In Innovatrics, we just call it “delivery”. Simply put, it’s a process of accepting and delivering a project under defined conditions from the very moment the sales department has sold it. We take over the communication with the customer, monitor his requirements, or make adjustments. The next step is the installation and configuration of the complete solution.
In most cases, we are talking about AFIS, which is a complex product requiring customized settings according to the agreed terms. As most of the projects cannot be done remotely, our team often travels to customers and delivers the solution on-site.
With the advent of the cloud, the number of projects that can be done remotely has slightly increased, but it is still a small percentage compared to those that require physical presence on site. Especially true in the final deployment stages when the acceptance tests with real data are carried out, it’s almost impossible to gain remote access due to privacy protection.
Typically, it is used to issue identification cards such as personal ID cards, biometric passports, driving licenses. Another area is the elections in African countries where, unfortunately, citizens often have no trustworthy identity cards. When the voter cards are issued, fingerprints are registered and compared with an existing database, which ensures that someone can only vote once. In addition to government projects, AFIS is also used in the banking sector to prevent identity theft. Other areas of application are border security and airport security.
At present, our largest AFIS has 160 million registered users. Each single one of them has all the supported modalities registered, i.e. face, fingerprints and iris. For some projects, only the palm is registered, but it’s usually a combination of the three modalities mentioned. Of course, it depends on the requirements of the customer, but, in general, the more modalities we have from the given user and the higher quality of the sample, the more accurately we can identify the user. As for other AFISes, they typically have several tens of millions of users and run on dozens of servers.
The project in Cameroon, where we supplied AFIS for electronic ID cards, is certainly worth mentioning. We worked in a building that was still under construction. It took them almost two weeks to bring us chairs while people with welding machines and angle grinders were walking around us all the time. We only had electricity during the day, and we had to turn the server off for the night. In the morning, they filled up the diesel generator so we could continue to work.
The worst thing was that they didn’t have the toilets built yet, so we had to plan everyday very carefully. Conditions in Africa can be very tough in general, especially in poorer regions.
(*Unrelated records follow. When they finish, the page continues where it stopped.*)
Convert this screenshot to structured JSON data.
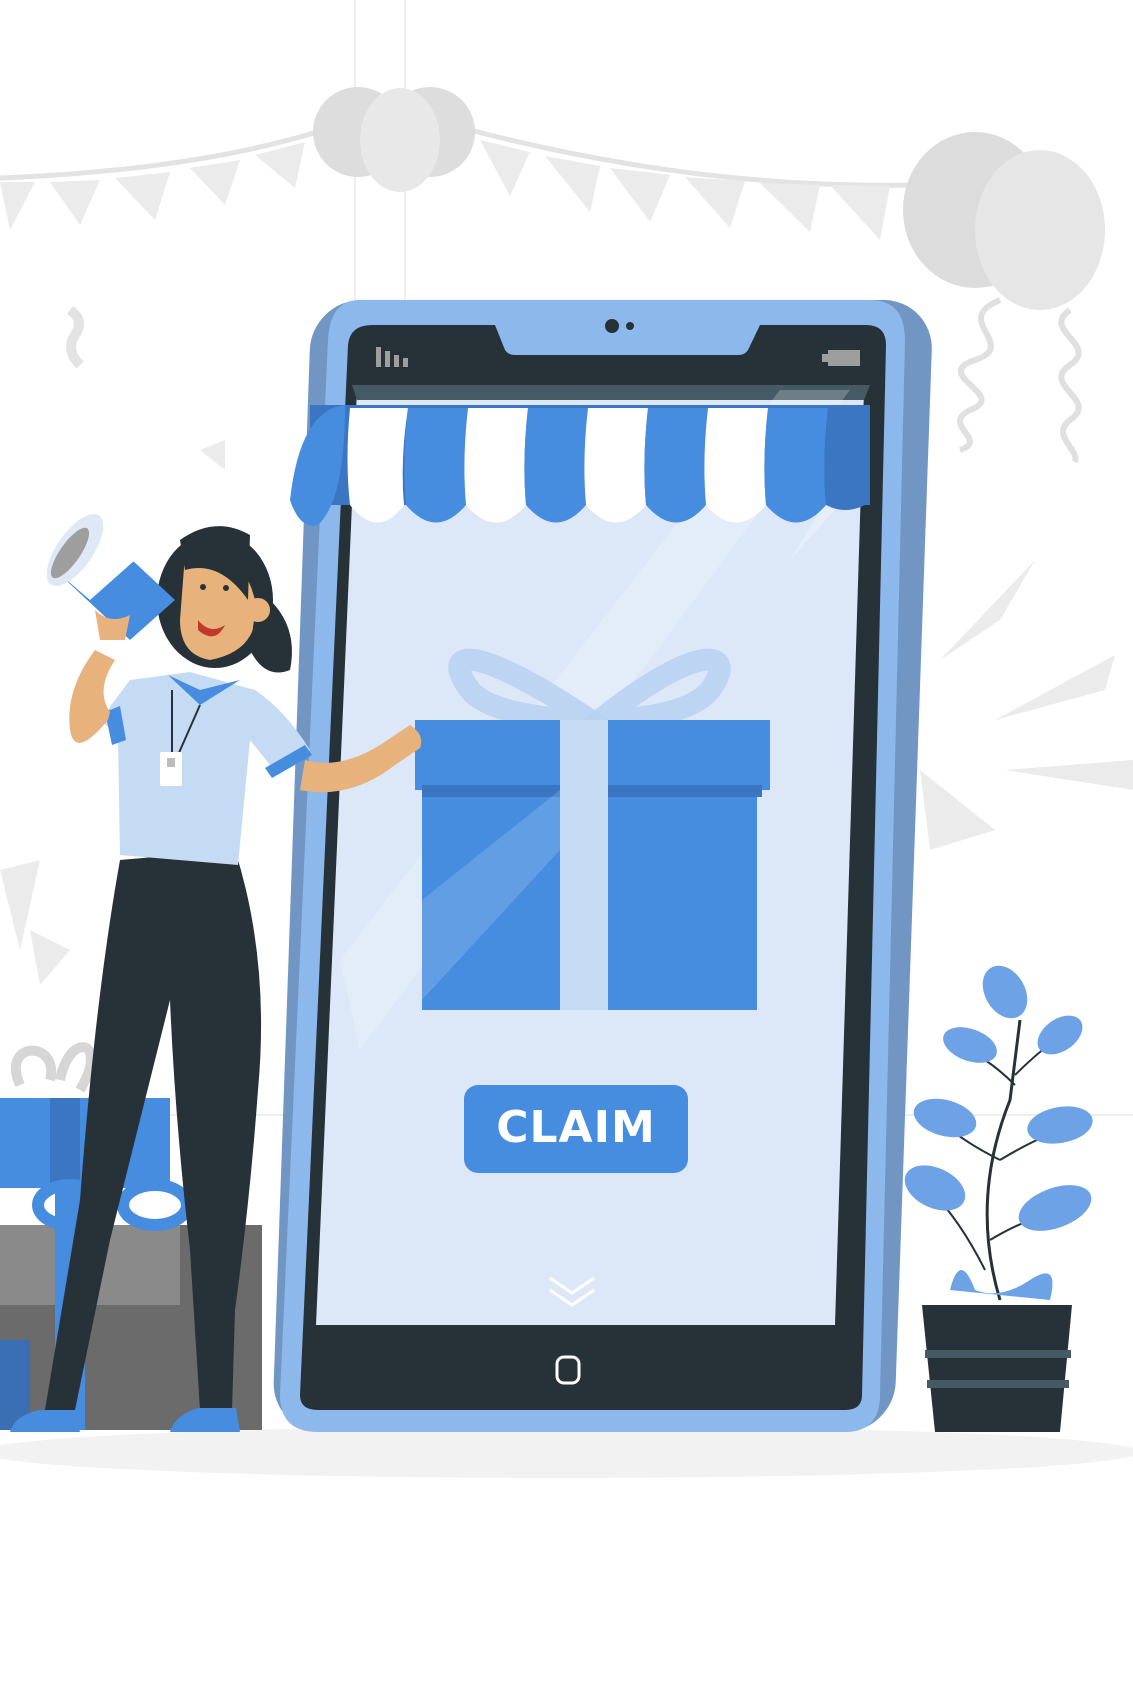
{
  "phone": {
    "claim_label": "CLAIM",
    "home_icon": "home-button-icon",
    "scroll_icon": "double-chevron-down-icon",
    "signal_icon": "signal-bars-icon",
    "battery_icon": "battery-icon"
  },
  "colors": {
    "brand_blue": "#468de0",
    "light_blue": "#8db8ec",
    "screen_bg": "#dce8f8",
    "dark": "#263238",
    "gray_decor": "#e0e0e0",
    "white": "#ffffff"
  }
}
I had an unforgettable experience in Conakry in Guinea. Our business partner confused the date of my arrival, and no one was waiting for me after I arrived at the airport. My mobile phone didn’t work despite roaming which left me no choice but to arrange things myself. Fortunately, I had off-line maps on the phone, so even though the cab driver insisted on driving me around town, I eventually managed to get to the hotel.
When I did a delivery in Guinea, the Ebola epidemic was at its peak and it was obvious that they took it very seriously. Disinfectors were at every entrance, and they took the body temperature of everyone coming to the hotel. I had to go through inspections constantly, and I washed my hands before entering an institution. Another country I visited was Cameroon, where it was somewhat better from a health perspective, but the closeness to Nigeria was much more apparent. At the time, a local terrorist group was active mainly in the northern part of the country, and it was strongly recommended not to go for any trips because the threat of abduction was very real.
Yes, I’ve also been to many other countries. The most interesting ones include Thailand, Singapore, Indonesia, Jordan, Saudi Arabia, Peru, Brazil, USA, Morocco and France. Among the most beautiful destinations were in Jordan, where I visited Petra, and the capital city, Amman, where many ruins of the Roman Empire are located. The city centre is dominated by local markets with fragrant spices, and the people are very friendly there. Another breath-taking place I’ve visited is Machu Picchu, where I managed to go during a 2-week business trip to Peru.
One should definitely have a very strong grasp of technical knowledge. In situations without the aid of the Internet, one has to know how to handle things alone since Murphy’s Law seems to take effect when you least expect it. It’s a regular occurrence that the biggest problems happen in the middle of the night, or when a colleague who can help is stuck in morning traffic. You have to know your way around in every situation, be able to discover the root of the problem, have systemic knowledge, know how to manage, install, understand biometrics, and last but not least, be able to handle the client. In addition to hard skills, such a person should be mentally resilient and prepared for everything. Finally, I would like to emphasize having a penchant for “professional” travel because we are talking about long, demanding (sometimes cancelled) flights. If a person traveled only for work and it was against his nature, it would be an ordeal. Having said that, the most important factor in this profession is having an extremely tolerant wife or partner.
Our priority is to capture the company’s knowledge, whether internally or externally. We strive to formalize the transfer of knowledge wherein we create a platform for training with related processes. All consultants in the team have gone through technical positions and have a tremendous amount of experience. They are here to help clients develop their business. We try to understand what they are doing to give them what they need. We add extra value to make the business beneficial for both parties. Because the consultants understand biometrics, they can provide the best advice for the client. Our work is to deliver a complete tailor-made solution.
With all due respect to my former employers, Innovatrics is the best company I’ve ever worked for. There are a lot of smart people here, who can teach you things you didn’t even realize you didn’t know. We are a great group, and it’s evident that when a position is filled, the individuality and the suitability of the person for the team is considered. People are like-minded, and technical skills are not the only criterion for selection. Simply said, the company chooses the best people in all aspects. We have excellent benefits and an open communication line with the management. There is always an effort to find the optimal solution.
We are all different, of course, but I can recommend Innovatrics (without pulling your leg) not only as a job but also as a life experience (even to my best friends :)).
Martin comes from Žilina and he studied computer science at the Faculty of Mathematics and Physics at Charles University in Prague. In his free time, he likes to read fiction and has recently discovered the beauty of gardening. Unlike software development, a garden is a tangible demonstration of the effort made. His hobbies also include football, hiking and cooking. Martin is married and has three children.